After the film festival circuit, Ver Kuilen wants to share the documentary with as many people as possible, including universities, medical institutions and even insurers.
Encouraging activity and sports
Millions of people with physical challenges do not have access to adaptive sports equipment and programming they need to be active, according to CAF. Nearly half of all adults with a disability get no aerobic exercise, according to the Centers for Disease Control and Prevention.
CAF supports people in all sports, from wheelchair basketball to adaptive surfing, and it aims to get people active before they develop problems such as diabetes, Ricks said.
The paratriathlon is a relatively new sport, added to the Paralympics in 2016.
“Within paratriathlon specifically, there’s not as much competition as there could be,” Ver Kuilen said. “That’s something I would love to see change, to see more people going into this pipeline.”
She believes the prize money may help attract more para athletes to the sport.

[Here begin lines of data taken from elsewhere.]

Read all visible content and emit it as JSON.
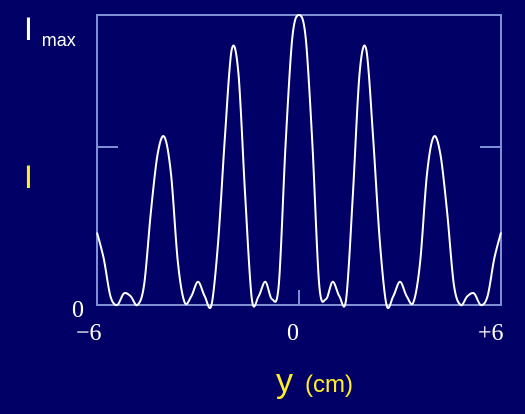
{
  "colors": {
    "background": "#000066",
    "frame": "#7f8fd6",
    "curve": "#ffffff",
    "ylabel": "#ffee22",
    "xlabel": "#ffee22",
    "tick_text": "#ffffff"
  },
  "chart_data": {
    "type": "line",
    "title": "",
    "xlabel": "y",
    "xunit": "(cm)",
    "ylabel": "I",
    "ymax_label_main": "I",
    "ymax_label_sub": "max",
    "ymin_label": "0",
    "x_tick_labels": [
      "−6",
      "0",
      "+6"
    ],
    "x_ticks": [
      -6,
      0,
      6
    ],
    "y_ticks": [
      0.5
    ],
    "xlim": [
      -6,
      6
    ],
    "ylim": [
      0,
      1
    ],
    "grid": false,
    "legend": "none",
    "series": [
      {
        "x": [
          -6.0,
          -5.8,
          -5.6,
          -5.4,
          -5.2,
          -5.0,
          -4.8,
          -4.6,
          -4.4,
          -4.2,
          -4.0,
          -3.8,
          -3.6,
          -3.4,
          -3.2,
          -3.0,
          -2.8,
          -2.6,
          -2.4,
          -2.2,
          -2.0,
          -1.8,
          -1.6,
          -1.4,
          -1.2,
          -1.0,
          -0.8,
          -0.6,
          -0.4,
          -0.2,
          0.0,
          0.2,
          0.4,
          0.6,
          0.8,
          1.0,
          1.2,
          1.4,
          1.6,
          1.8,
          2.0,
          2.2,
          2.4,
          2.6,
          2.8,
          3.0,
          3.2,
          3.4,
          3.6,
          3.8,
          4.0,
          4.2,
          4.4,
          4.6,
          4.8,
          5.0,
          5.2,
          5.4,
          5.6,
          5.8,
          6.0
        ],
        "values": [
          0.25,
          0.16,
          0.03,
          0.0,
          0.04,
          0.03,
          0.0,
          0.07,
          0.32,
          0.52,
          0.58,
          0.45,
          0.15,
          0.01,
          0.03,
          0.08,
          0.03,
          0.0,
          0.22,
          0.58,
          0.88,
          0.8,
          0.38,
          0.02,
          0.03,
          0.08,
          0.02,
          0.07,
          0.55,
          0.92,
          1.0,
          0.92,
          0.55,
          0.07,
          0.02,
          0.08,
          0.03,
          0.02,
          0.38,
          0.8,
          0.88,
          0.58,
          0.22,
          0.0,
          0.03,
          0.08,
          0.03,
          0.01,
          0.15,
          0.45,
          0.58,
          0.52,
          0.32,
          0.07,
          0.0,
          0.03,
          0.04,
          0.0,
          0.03,
          0.16,
          0.25
        ]
      }
    ]
  }
}
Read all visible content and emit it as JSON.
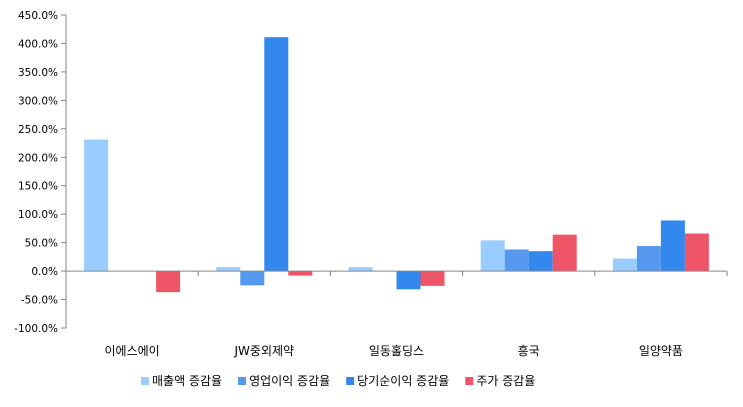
{
  "chart_data": {
    "type": "bar",
    "title": "",
    "xlabel": "",
    "ylabel": "",
    "categories": [
      "이에스에이",
      "JW중외제약",
      "일동홀딩스",
      "흥국",
      "일양약품"
    ],
    "series": [
      {
        "name": "매출액 증감율",
        "color": "#99ccff",
        "values": [
          231,
          7,
          7,
          54,
          22
        ]
      },
      {
        "name": "영업이익 증감율",
        "color": "#5599ee",
        "values": [
          0,
          -25,
          0,
          38,
          44
        ]
      },
      {
        "name": "당기순이익 증감율",
        "color": "#3388ee",
        "values": [
          0,
          411,
          -32,
          35,
          89
        ]
      },
      {
        "name": "주가 증감율",
        "color": "#ee5566",
        "values": [
          -37,
          -8,
          -26,
          64,
          66
        ]
      }
    ],
    "ylim": [
      -100,
      450
    ],
    "ytick_step": 50,
    "ytick_labels": [
      "-100.0%",
      "-50.0%",
      "0.0%",
      "50.0%",
      "100.0%",
      "150.0%",
      "200.0%",
      "250.0%",
      "300.0%",
      "350.0%",
      "400.0%",
      "450.0%"
    ],
    "grid": false,
    "legend_position": "bottom"
  }
}
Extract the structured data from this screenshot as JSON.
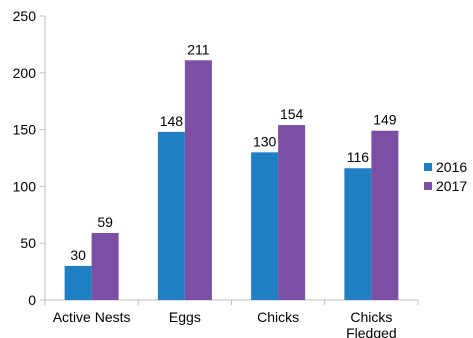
{
  "chart_data": {
    "type": "bar",
    "categories": [
      [
        "Active Nests"
      ],
      [
        "Eggs"
      ],
      [
        "Chicks"
      ],
      [
        "Chicks",
        "Fledged"
      ]
    ],
    "series": [
      {
        "name": "2016",
        "values": [
          30,
          148,
          130,
          116
        ],
        "color": "#1f7fc2"
      },
      {
        "name": "2017",
        "values": [
          59,
          211,
          154,
          149
        ],
        "color": "#7b4fa3"
      }
    ],
    "ylim": [
      0,
      250
    ],
    "yticks": [
      0,
      50,
      100,
      150,
      200,
      250
    ],
    "grid": false,
    "legend_position": "right"
  }
}
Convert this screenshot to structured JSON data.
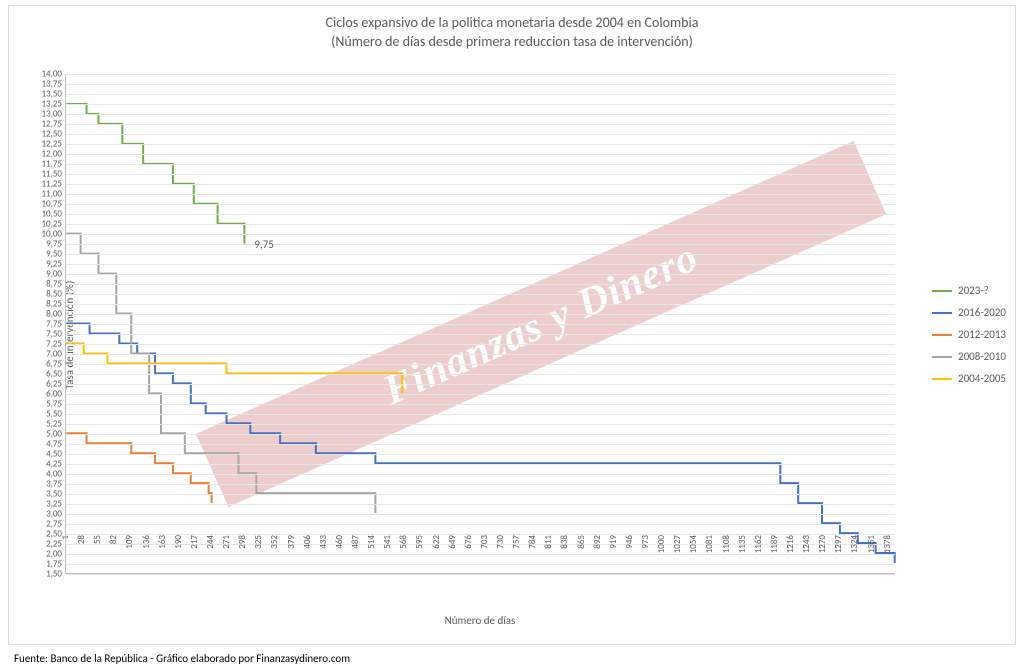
{
  "title_line1": "Ciclos expansivo de la politica monetaria desde 2004 en Colombia",
  "title_line2": "(Número de días desde primera reduccion tasa de intervención)",
  "yaxis_label": "Tasa de intervención (%)",
  "xaxis_label": "Número de días",
  "source": "Fuente: Banco de la República - Gráfico elaborado por Finanzasydinero.com",
  "watermark_text": "Finanzas y Dinero",
  "end_label": "9,75",
  "chart": {
    "type": "step-line",
    "background_color": "#ffffff",
    "grid_color": "#e6e6e6",
    "axis_color": "#bfbfbf",
    "text_color": "#595959",
    "title_fontsize": 14,
    "label_fontsize": 11,
    "tick_fontsize": 9,
    "line_width": 2,
    "ylim": [
      1.5,
      14.0
    ],
    "ytick_step": 0.25,
    "xlim": [
      1,
      1392
    ],
    "xtick_step": 27,
    "watermark_color_rgba": "rgba(192,80,77,0.28)",
    "watermark_text_color": "#ffffff",
    "legend_fontsize": 11,
    "series": [
      {
        "name": "2023-?",
        "color": "#70ad47",
        "points": [
          [
            1,
            13.25
          ],
          [
            35,
            13.0
          ],
          [
            55,
            12.75
          ],
          [
            95,
            12.25
          ],
          [
            130,
            11.75
          ],
          [
            180,
            11.25
          ],
          [
            215,
            10.75
          ],
          [
            255,
            10.25
          ],
          [
            300,
            9.75
          ]
        ]
      },
      {
        "name": "2016-2020",
        "color": "#4472c4",
        "points": [
          [
            1,
            7.75
          ],
          [
            40,
            7.5
          ],
          [
            90,
            7.25
          ],
          [
            120,
            7.0
          ],
          [
            150,
            6.5
          ],
          [
            180,
            6.25
          ],
          [
            210,
            5.75
          ],
          [
            235,
            5.5
          ],
          [
            270,
            5.25
          ],
          [
            310,
            5.0
          ],
          [
            360,
            4.75
          ],
          [
            420,
            4.5
          ],
          [
            520,
            4.25
          ],
          [
            1170,
            4.25
          ],
          [
            1200,
            3.75
          ],
          [
            1230,
            3.25
          ],
          [
            1270,
            2.75
          ],
          [
            1300,
            2.5
          ],
          [
            1330,
            2.25
          ],
          [
            1360,
            2.0
          ],
          [
            1392,
            1.75
          ]
        ]
      },
      {
        "name": "2012-2013",
        "color": "#ed7d31",
        "points": [
          [
            1,
            5.0
          ],
          [
            35,
            4.75
          ],
          [
            110,
            4.5
          ],
          [
            150,
            4.25
          ],
          [
            180,
            4.0
          ],
          [
            210,
            3.75
          ],
          [
            240,
            3.5
          ],
          [
            245,
            3.25
          ]
        ]
      },
      {
        "name": "2008-2010",
        "color": "#a5a5a5",
        "points": [
          [
            1,
            10.0
          ],
          [
            25,
            9.5
          ],
          [
            55,
            9.0
          ],
          [
            85,
            8.0
          ],
          [
            110,
            7.0
          ],
          [
            140,
            6.0
          ],
          [
            160,
            5.0
          ],
          [
            200,
            4.5
          ],
          [
            290,
            4.0
          ],
          [
            320,
            3.5
          ],
          [
            520,
            3.0
          ]
        ]
      },
      {
        "name": "2004-2005",
        "color": "#ffc000",
        "points": [
          [
            1,
            7.25
          ],
          [
            30,
            7.0
          ],
          [
            70,
            6.75
          ],
          [
            270,
            6.5
          ],
          [
            560,
            6.5
          ],
          [
            565,
            6.0
          ]
        ]
      }
    ]
  }
}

“It’s an addicting sport, so people do their first one and decide they want to do more and more,” said Keri Serota, executive director of Dare2tri, a nonprofit that supports paratriathletes, from introducing people to the sport to running elite and development programs, including coaching and financial support.
More than half of the athletes who competed at the Paratriathlon National Championships were on one of Dare2tri’s teams or had participated in one of the organization’s camps, Serota said. Ver Kuilen attended its Train2Race camp in June.
“We believe that everybody deserves to be active,” Ricks said. “Sports is not a luxury item. It’s something that makes every person whole. And if you want to be active, you should have the right and the capabilities to do so.”